Permanent oder permanent automatisch

Alles bei Subaru dreht sich um den Symmetrical AWD, das konsequente Antriebskonzept aus Boxermotor mit niedrigem Schwerpunkt und Allradantrieb. Motor und Getriebe liegen in einer Linie. So ist das Gewicht ideal verteilt. Die Firma rühmt sich damit, der weltgrößte Anbieter für Pkw mit Allrad zu sein. Auch der Forester ist stets mit vier angetriebenen Rädern ausgestattet, allerdings variiert das System je nachdem, welches Getriebe zum Einsatz kommt. Wählt man ein Schaltgetriebe, werden alle Räder permanent mit Kraft beschickt, wobei ein Planetenradsatz die Hinterachse bevorzugt.

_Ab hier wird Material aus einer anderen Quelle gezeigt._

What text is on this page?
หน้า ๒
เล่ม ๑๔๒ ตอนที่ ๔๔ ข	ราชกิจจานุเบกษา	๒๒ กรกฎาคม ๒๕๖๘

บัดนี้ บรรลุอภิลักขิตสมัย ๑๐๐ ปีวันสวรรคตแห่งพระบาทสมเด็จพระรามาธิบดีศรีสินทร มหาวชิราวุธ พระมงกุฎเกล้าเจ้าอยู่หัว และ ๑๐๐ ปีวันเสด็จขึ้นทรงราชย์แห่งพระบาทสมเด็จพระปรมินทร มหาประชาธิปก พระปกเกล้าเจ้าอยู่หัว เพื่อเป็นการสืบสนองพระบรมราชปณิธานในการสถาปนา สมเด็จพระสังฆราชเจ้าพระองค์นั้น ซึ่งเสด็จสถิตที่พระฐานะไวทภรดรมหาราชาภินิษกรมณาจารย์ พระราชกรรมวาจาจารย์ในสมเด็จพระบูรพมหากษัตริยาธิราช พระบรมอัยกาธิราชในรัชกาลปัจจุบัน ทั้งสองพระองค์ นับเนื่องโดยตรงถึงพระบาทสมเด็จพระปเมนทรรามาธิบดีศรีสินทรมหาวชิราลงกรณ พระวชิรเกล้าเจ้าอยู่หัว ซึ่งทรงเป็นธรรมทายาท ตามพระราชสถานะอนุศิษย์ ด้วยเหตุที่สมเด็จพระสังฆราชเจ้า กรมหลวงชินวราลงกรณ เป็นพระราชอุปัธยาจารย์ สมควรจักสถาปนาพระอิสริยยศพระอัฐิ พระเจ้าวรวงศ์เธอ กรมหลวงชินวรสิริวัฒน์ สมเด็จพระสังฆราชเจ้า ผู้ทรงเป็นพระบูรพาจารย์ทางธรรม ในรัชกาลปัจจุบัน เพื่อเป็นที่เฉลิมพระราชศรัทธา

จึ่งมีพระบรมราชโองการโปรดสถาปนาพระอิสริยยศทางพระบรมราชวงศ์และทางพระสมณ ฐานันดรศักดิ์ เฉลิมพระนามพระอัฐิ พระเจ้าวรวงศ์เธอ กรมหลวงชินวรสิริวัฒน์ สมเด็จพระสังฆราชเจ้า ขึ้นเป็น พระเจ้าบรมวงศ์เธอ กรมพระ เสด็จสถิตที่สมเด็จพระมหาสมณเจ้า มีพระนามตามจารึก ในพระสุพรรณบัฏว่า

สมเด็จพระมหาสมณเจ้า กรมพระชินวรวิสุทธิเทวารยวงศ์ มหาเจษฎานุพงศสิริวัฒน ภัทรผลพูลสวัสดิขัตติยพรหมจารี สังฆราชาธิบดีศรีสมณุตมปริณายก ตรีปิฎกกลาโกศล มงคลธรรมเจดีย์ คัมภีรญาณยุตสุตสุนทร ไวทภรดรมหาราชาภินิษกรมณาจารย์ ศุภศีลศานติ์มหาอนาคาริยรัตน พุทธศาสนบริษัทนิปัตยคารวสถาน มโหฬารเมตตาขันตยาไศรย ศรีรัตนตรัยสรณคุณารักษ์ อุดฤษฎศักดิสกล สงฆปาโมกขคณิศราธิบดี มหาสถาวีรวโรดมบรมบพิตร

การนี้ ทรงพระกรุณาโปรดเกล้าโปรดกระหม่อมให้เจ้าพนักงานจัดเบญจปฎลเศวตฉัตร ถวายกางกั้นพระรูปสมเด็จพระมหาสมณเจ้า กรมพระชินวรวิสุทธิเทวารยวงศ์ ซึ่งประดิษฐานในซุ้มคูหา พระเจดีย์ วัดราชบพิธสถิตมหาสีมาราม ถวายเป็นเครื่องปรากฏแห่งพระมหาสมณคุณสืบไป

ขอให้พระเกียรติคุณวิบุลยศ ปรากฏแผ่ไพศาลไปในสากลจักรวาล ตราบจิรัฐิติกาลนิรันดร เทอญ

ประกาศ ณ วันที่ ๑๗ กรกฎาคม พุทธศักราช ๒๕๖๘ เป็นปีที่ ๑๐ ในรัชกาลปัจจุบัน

Mit der Lineartronic des Turbo hingegen kommt ein automatisch zuschaltendes Antriebssystem mit elektronisch gesteuerter Lamellenkupplung zum Einsatz. Dabei werden die Vorderräder mit 60 Prozent Kraft bevorzugt und bei Bedarf über eine Lamellenkupplung anstelle des Differenzials umverteilt. Diese asymmetrische Kraftverteilung Richtung Vorderachse ist höchst ungewöhnlich - üblich wäre eine Verteilung von 60 Prozent nach hinten, um die Vorderräder wegen ihrer Lenkfunktion zu entlasten und mittels stärkerem Schub an der Hinterachse das Einlenken und damit die Fahrdynamik zu verbessern. Einfluss auf die Arbeit der Lamellenkupplung hat der Fahrer nur begrenzt: Der X-Mode genannte Allrad lässt sich bis zu einer Geschwindigkeit von 40 km/h im Geländemodus sperren, sodass jeweils 50 Prozent der Kraft an beide Achsen geleitet werden. Zugleich aktiviert der Geländemodus auch die Bergan- und -abfahrhilfe, die bei Geschwindigkeiten bis 20 km/h eingesetzt werden kann.

Reiche Ausstattung, nur wenig Optionen

Wie bei Subaru üblich stehen nur wenige Optionen auf zusätzlichen Listen. Statt dessen gibt es zwei Varianten Comfort und Platinum. Bereits die günstigere Ausstattung kann mit Xenonlicht, Klimaautomatik und Rückfahrkamera aufwarten, in der Topausstattung ist dann neben Navigationssystem und Lederausstattung auch ein HarmanKardon Soundsystem enthalten. Lediglich die Metalliclackierung schlägt mit zusätzlichen 540 Euro zu Buche.

XT fahren kostet somit mindestens 39.900 Euro, die Topausstattung erreicht einen Maximalpreis von 43.540 Euro. In jedem Fall ist der Forester damit ein echtes Schnäppchen, vergleicht man den Preis mit ähnlich stark motorisierten Fahrzeugen. Zudem bietet der Subaru den Platz eines Mittelklasse-SUV mit bis zu 1577 Litern Gepäckraumvolumen, maximaler Kopffreiheit und einer Anhängelast von zwei Tonnen.

Nur eines kann der Turbo-Forester nicht: sparen. Die 8,5 Liter Gesamtverbrauch bleiben in weiter Ferne, für diesen Fahrbericht unterbiete ich nur mit Mühe die 10-Liter-Grenze. Der wunderbare Antritt des Turbo-Direkteinspritzers ist aber jeden einzelnen Liter wert.